Niestety brakowało gwoździa i młotka. I babci Złotej Rączki. I tatusia. Mama powiedziała coś o tym, że szybko przyniesie narzędzia z szafki. Ale mama – jak to mama…Co ona może wiedzieć o przybijaniu;) (tak pomyślał Mały Tymuś i czym prędzej przyniósł swój drewniany młotek że swojej skrzynki z narzędziami, po czym radośnie zrobił mamie niespodziankę wbijając magiczne niewidzialne gwoździe -takie jak zawsze z tatą ;)- z całych dwuletnich sił w ścianę:) Radości i zaskoczenie mamy było bezcenne – tym bardziej, że niewidzialny gwóźdź na ramkę przybity był baaardzo mocno na wysokości 1 metra w Wielkiej Dziurze powstałej od uderzeń Magicznego Młotka;) Bo to po prostu nie magiczna ale kartonowo-gipsowa ścianka była:)
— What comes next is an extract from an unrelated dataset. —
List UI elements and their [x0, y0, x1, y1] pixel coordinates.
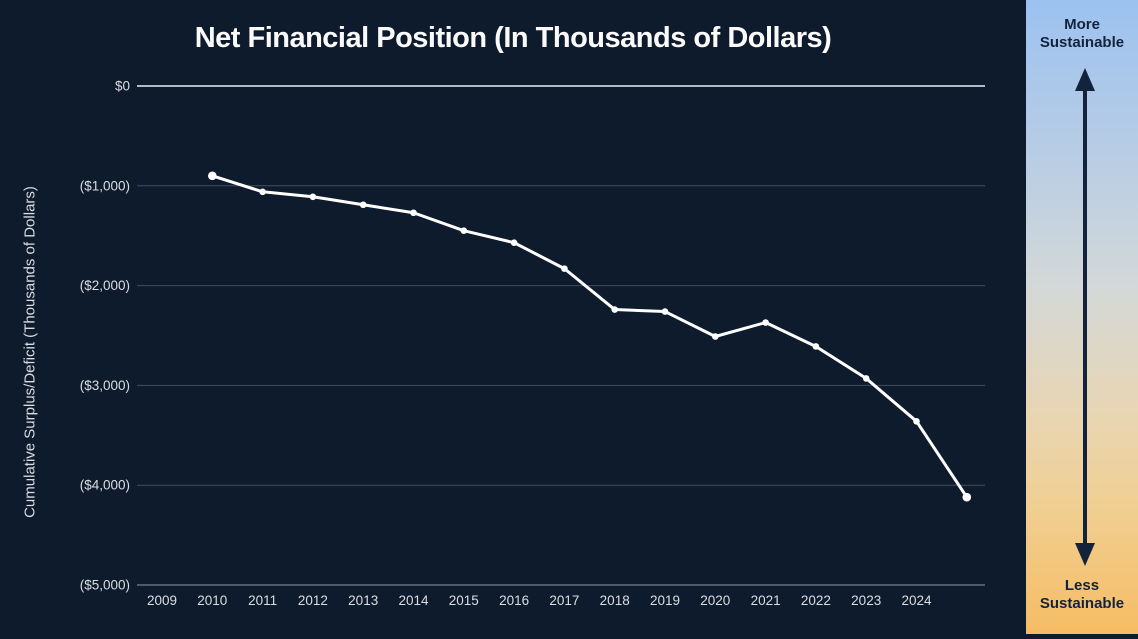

no cóż, że po czasie, ale anegdotę dopowiem;) Mam bowiem syna psotnika, który z młotkiem się urodził i już prawie 3 lata majstrem jest. Nie wspomnę o śrubach w chlebie, bo z zewnątrz chleb jak chleb, normalnie wyglądał. Pewnie w piekarni śruby zapiekli;) Na luzowaniu śrub w kole w rowerze, też synka nie przyłapałam…no bo kiedy miałby to zrobić??? Gdybym przyłapała, to pewnie bym się na rowerze nie wywaliła;) Całkiem możliwe, ze syn-psotnik nie miał z tymi sprawami nic wspólnego. On dobrze wie, ze z młotkiem trzeba ostrożnie, i że “nie wolno prawie wszystkiego”. Dlatego zdziwiłam się, jak syn zamiast młotkiem uderzać, albo z deseczką latać, stał oparty ręką o ścianę przez prawie 2 minuty!!! zapytałam więc o powód tego zastoju. -” ja tak dzisiaj chyba będę stał” powiedział jakoś tak dziwnie. i stał tak, jeszcze z minutę. Ja w tym czasie kawę dopiłam;) później okazało się, że w ścianie, akurat w tym miejscu gwoździk był wbity malutki i ściana ukruszona… ale mam się nie martwić! przecież dziadek ma kombinerki!